An hour later, we were back down, this time at a spot called Pickles Reef. It looked pretty dead, but Moura’s team is helping it heal. In a bare spot on the reef, she and her coworker started gluing down 21 new pieces using a special marine epoxy.
She then led me to a spot where CRF had planted coral a few years ago. It was spectacular: Some of the elkhorn corals were wider than a meter and made of orange polyps that popped against the blue water. The staghorns were huge, too, and looked like messy piles of spears.
As I wandered around the reef, I encountered a colorful sea slug called a nudibranch (a red-tipped sea goddess nudibranch, I’d later learn). Shortly after, a small green sea turtle swam by. Both sightings reminded me that it’s not just the reefs that scientists are trying to save but the entire web of life that depends on them.
Giving coral its best shot at survival
To regrow a reef, you don’t just need to plant corals. You also need to make sure they can survive as the oceans get hotter and more acidic, and diseases spread. And that could mean working to improve the corals themselves.
One approach is through selective breeding — essentially, a strategy to speed up evolution. If a certain trait, like heat tolerance, is rooted in a coral’s DNA, scientists could theoretically breed that individual coral with others to create heat-tolerant babies.
In a tank outside at Mote, for example, Koch is nurturing what she calls her Holy Grail — a group of baby staghorn corals from two parents that were both resistant to white band disease, another epidemic in Florida’s waters. Soon, Koch will run experiments to see if the babies are resistant, too.
A coral’s tolerance to heat is at least somewhat rooted in its genetics, research shows, which means that we could breed corals to better withstand warming. But scientists have also learned that tolerance depends to some extent on the kind of algae that corals partner with, said Liv Williamson, a doctoral researcher at the University of Miami.

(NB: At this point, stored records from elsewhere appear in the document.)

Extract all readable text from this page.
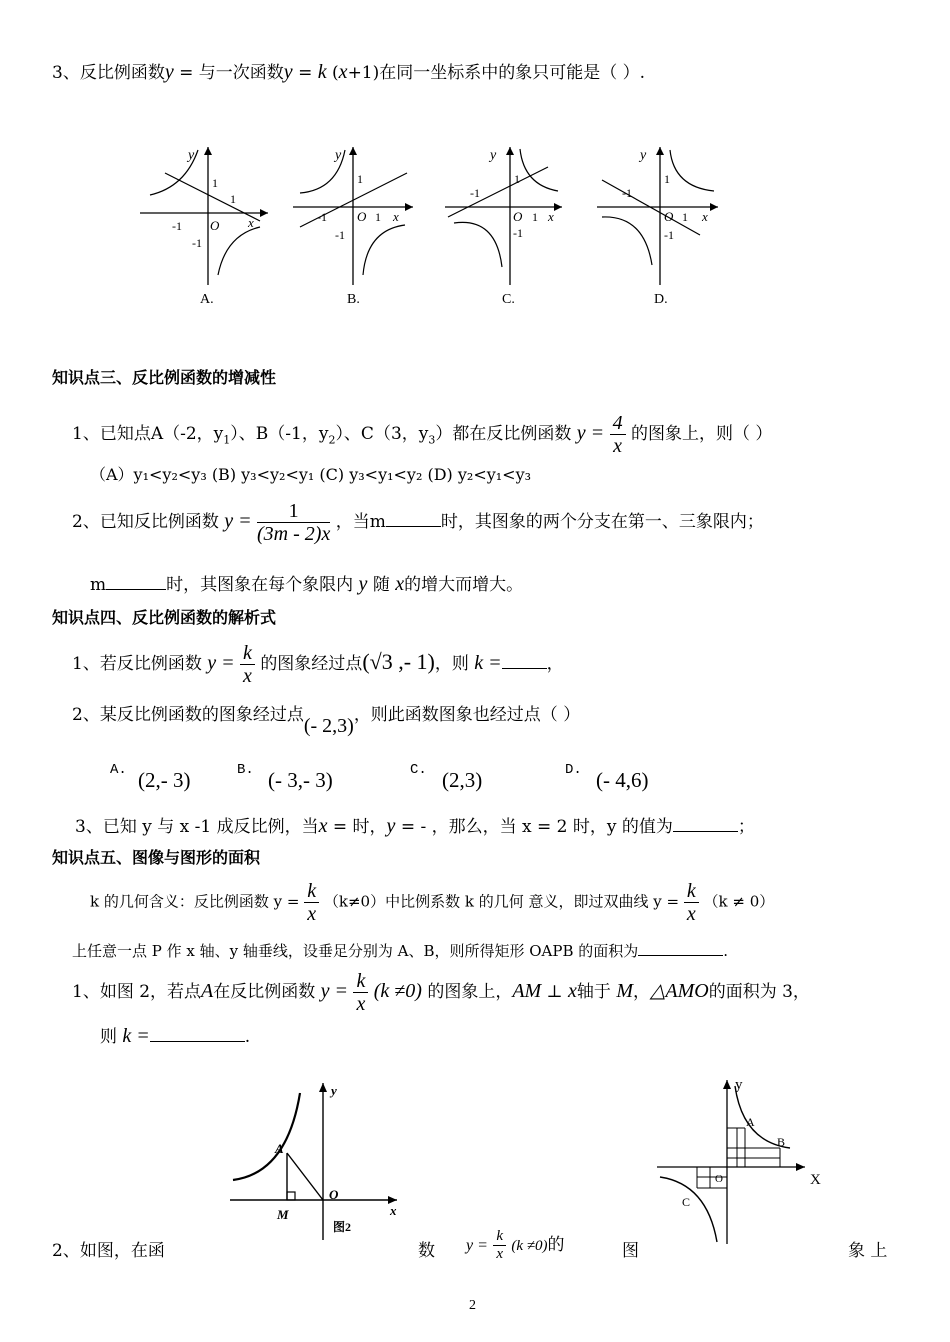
3、反比例函数y = 与一次函数y = k (x+1)在同一坐标系中的象只可能是（ ）.
y
x
O
1
1
-1
-1
A.
y
x
O
1
1
-1
-1
B.
y
x
O
1
1
-1
-1
C.
y
x
O
1
1
-1
-1
D.
知识点三、反比例函数的增减性
1、已知点A（-2，$y_1$）、B（-1，$y_2$）、C（3，$y_3$）都在反比例函数 $y = \frac{4}{x}$ 的图象上，则（ ）
（A）y₁<y₂<y₃ (B) y₃<y₂<y₁ (C) y₃<y₁<y₂ (D) y₂<y₁<y₃
2、已知反比例函数 $y = \frac{1}{(3m - 2)x}$ ，当m	时，其图象的两个分支在第一、三象限内；
m	时，其图象在每个象限内 y 随 x的增大而增大。
知识点四、反比例函数的解析式
1、若反比例函数 $y = \frac{k}{x}$ 的图象经过点(√3 ,- 1)，则 k =	，
2、某反比例函数的图象经过点(- 2,3)，则此函数图象也经过点（ ）
A. (2,- 3)	B. (- 3,- 3)	C. (2,3)	D. (- 4,6)
3、已知 y 与 x -1 成反比例，当x = 时，y = - ，那么，当 x = 2 时，y 的值为	；
知识点五、图像与图形的面积
k 的几何含义：反比例函数 $y = \frac{k}{x} (k\ne 0)$中比例系数 k 的几何 意义，即过双曲线 $y = \frac{k}{x} (k \ne 0)$
上任意一点 P 作 x 轴、y 轴垂线，设垂足分别为 A、B，则所得矩形 OAPB 的面积为	.
1、如图 2，若点A在反比例函数 $y = \frac{k}{x} (k \ne 0)$ 的图象上，AM ⊥ x轴于 M，△AMO的面积为 3，
则 k =	.
y
x
O
A
M
图2
y
X
O
A
B
C
2、如图，在函	数 $y = \frac{k}{x} (k \ne 0)$的	图	象 上
2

Under extreme heat, the algae living inside polyps stop producing sugar and, instead, start emitting toxins. The polyps respond by kicking out the colorful algae, which makes the coral weak and turns it white — that’s coral “bleaching.” However, certain kinds of algae can withstand higher temperatures without harming polyps, according to Williamson. Theoretically, you could inoculate corals with these algae before putting them on a reef, she said, as a way to stave off bleaching, the greatest threat facing coral reefs today.
Other scientists are taking a totally different approach: trying to make the ocean more hospitable to coral. That’s the reason Jason Spadaro, another Mote scientist, is raising Caribbean king crabs. Native to the Keys, these crustaceans love to eat all kinds of algae that are spreading across Florida and polluting its waters, making it hard for corals to take root and grow.

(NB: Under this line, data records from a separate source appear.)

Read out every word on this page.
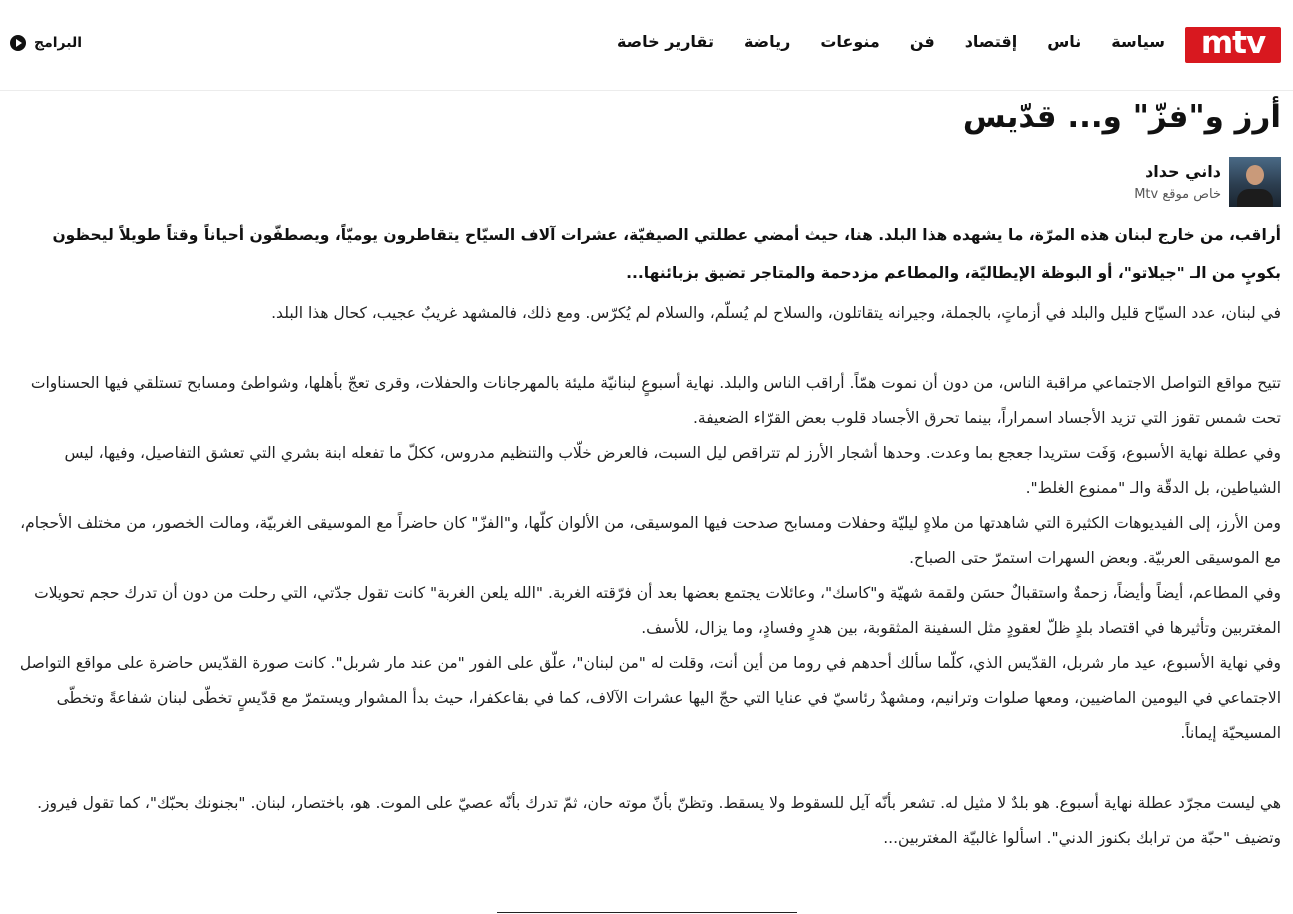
mtv
سياسة
ناس
إقتصاد
فن
منوعات
رياضة
تقارير خاصة
البرامج
أرز و"فزّ" و... قدّيس
داني حداد
خاص موقع Mtv

أراقب، من خارج لبنان هذه المرّة، ما يشهده هذا البلد. هنا، حيث أمضي عطلتي الصيفيّة، عشرات آلاف السيّاح يتقاطرون يوميّاً، ويصطفّون أحياناً وقتاً طويلاً ليحظون بكوبٍ من الـ "جيلاتو"، أو البوظة الإيطاليّة، والمطاعم مزدحمة والمتاجر تضيق بزبائنها...

في لبنان، عدد السيّاح قليل والبلد في أزماتٍ، بالجملة، وجيرانه يتقاتلون، والسلاح لم يُسلّم، والسلام لم يُكرّس. ومع ذلك، فالمشهد غريبٌ عجيب، كحال هذا البلد.

تتيح مواقع التواصل الاجتماعي مراقبة الناس، من دون أن نموت همّاً. أراقب الناس والبلد. نهاية أسبوعٍ لبنانيّة مليئة بالمهرجانات والحفلات، وقرى تعجّ بأهلها، وشواطئ ومسابح تستلقي فيها الحسناوات تحت شمس تقوز التي تزيد الأجساد اسمراراً، بينما تحرق الأجساد قلوب بعض القرّاء الضعيفة.

وفي عطلة نهاية الأسبوع، وَفَت ستريدا جعجع بما وعدت. وحدها أشجار الأرز لم تتراقص ليل السبت، فالعرض خلّاب والتنظيم مدروس، ككلّ ما تفعله ابنة بشري التي تعشق التفاصيل، وفيها، ليس الشياطين، بل الدقّة والـ "ممنوع الغلط".

ومن الأرز، إلى الفيديوهات الكثيرة التي شاهدتها من ملاهٍ ليليّة وحفلات ومسابح صدحت فيها الموسيقى، من الألوان كلّها، و"الفزّ" كان حاضراً مع الموسيقى الغربيّة، ومالت الخصور، من مختلف الأحجام، مع الموسيقى العربيّة. وبعض السهرات استمرّ حتى الصباح.

وفي المطاعم، أيضاً وأيضاً، زحمةٌ واستقبالٌ حسَن ولقمة شهيّة و"كاسك"، وعائلات يجتمع بعضها بعد أن فرّقته الغربة. "الله يلعن الغربة" كانت تقول جدّتي، التي رحلت من دون أن تدرك حجم تحويلات المغتربين وتأثيرها في اقتصاد بلدٍ ظلّ لعقودٍ مثل السفينة المثقوبة، بين هدرٍ وفسادٍ، وما يزال، للأسف.

وفي نهاية الأسبوع، عيد مار شربل، القدّيس الذي، كلّما سألك أحدهم في روما من أين أنت، وقلت له "من لبنان"، علّق على الفور "من عند مار شربل". كانت صورة القدّيس حاضرة على مواقع التواصل الاجتماعي في اليومين الماضيين، ومعها صلوات وترانيم، ومشهدٌ رئاسيّ في عنايا التي حجّ اليها عشرات الآلاف، كما في بقاعكفرا، حيث بدأ المشوار ويستمرّ مع قدّيسٍ تخطّى لبنان شفاعةً وتخطّى المسيحيّة إيماناً.

هي ليست مجرّد عطلة نهاية أسبوع. هو بلدٌ لا مثيل له. تشعر بأنّه آيل للسقوط ولا يسقط. وتظنّ بأنّ موته حان، ثمّ تدرك بأنّه عصيّ على الموت. هو، باختصار، لبنان. "بجنونك بحبّك"، كما تقول فيروز. وتضيف "حبّة من ترابك بكنوز الدني". اسألوا غالبيّة المغتربين...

These investments pay off. Beyond the inherent value of coral reefs and the animals that live on them, these ecosystems are useful to humans. Many of the roughly 1 billion people who live near coral reefs depend on them for food, income, and protection. By acting as natural seawalls, reefs prevent $1.8 billion each year in flooding-related damage in the US alone.
When I first arrived in Florida, I met Vaughan at the southernmost state park in the continental United States, on the southeastern shore of Key West. I was here to snorkel and see coral that Vaughan had planted a few years ago.

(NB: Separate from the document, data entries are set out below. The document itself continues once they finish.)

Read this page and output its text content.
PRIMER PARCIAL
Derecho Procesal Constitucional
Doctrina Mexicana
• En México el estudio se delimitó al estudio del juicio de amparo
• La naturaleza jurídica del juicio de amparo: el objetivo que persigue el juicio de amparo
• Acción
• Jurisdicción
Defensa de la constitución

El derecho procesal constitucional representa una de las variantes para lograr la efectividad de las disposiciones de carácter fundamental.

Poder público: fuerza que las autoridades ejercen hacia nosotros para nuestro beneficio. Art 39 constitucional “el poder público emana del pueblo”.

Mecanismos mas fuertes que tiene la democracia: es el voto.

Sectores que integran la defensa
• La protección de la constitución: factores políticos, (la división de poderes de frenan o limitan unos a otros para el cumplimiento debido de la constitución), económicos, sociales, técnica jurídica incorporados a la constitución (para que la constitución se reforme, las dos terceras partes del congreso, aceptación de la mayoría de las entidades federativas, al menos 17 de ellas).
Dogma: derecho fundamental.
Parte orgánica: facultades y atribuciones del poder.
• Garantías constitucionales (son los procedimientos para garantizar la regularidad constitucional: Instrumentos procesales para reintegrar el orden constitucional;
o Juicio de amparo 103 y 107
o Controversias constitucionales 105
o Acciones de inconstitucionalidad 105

It got off to a rough start. The water was so murky I could barely see my hand in front of my face, much less anything resembling sea life, and fresh in my mind was a sign near the beach warning swimmers of the jellyfish-like stinging man o’ wars known to cruise in those waters.
I’d have to dive down to see anything worth looking at, so I took a deep breath and swam to the bottom, 10 feet below. Looming up through the cloudy green water, the reef emerged. There were brain corals and mountainous star corals the size of salad plates, and schools of fish that zoomed by in blurs of yellow, white, and green. I heard the crackling sounds of shrimp and parrotfish and other critters. Just a few years ago, there was little more than rocks and sand on this ocean floor. Now the reef was alive.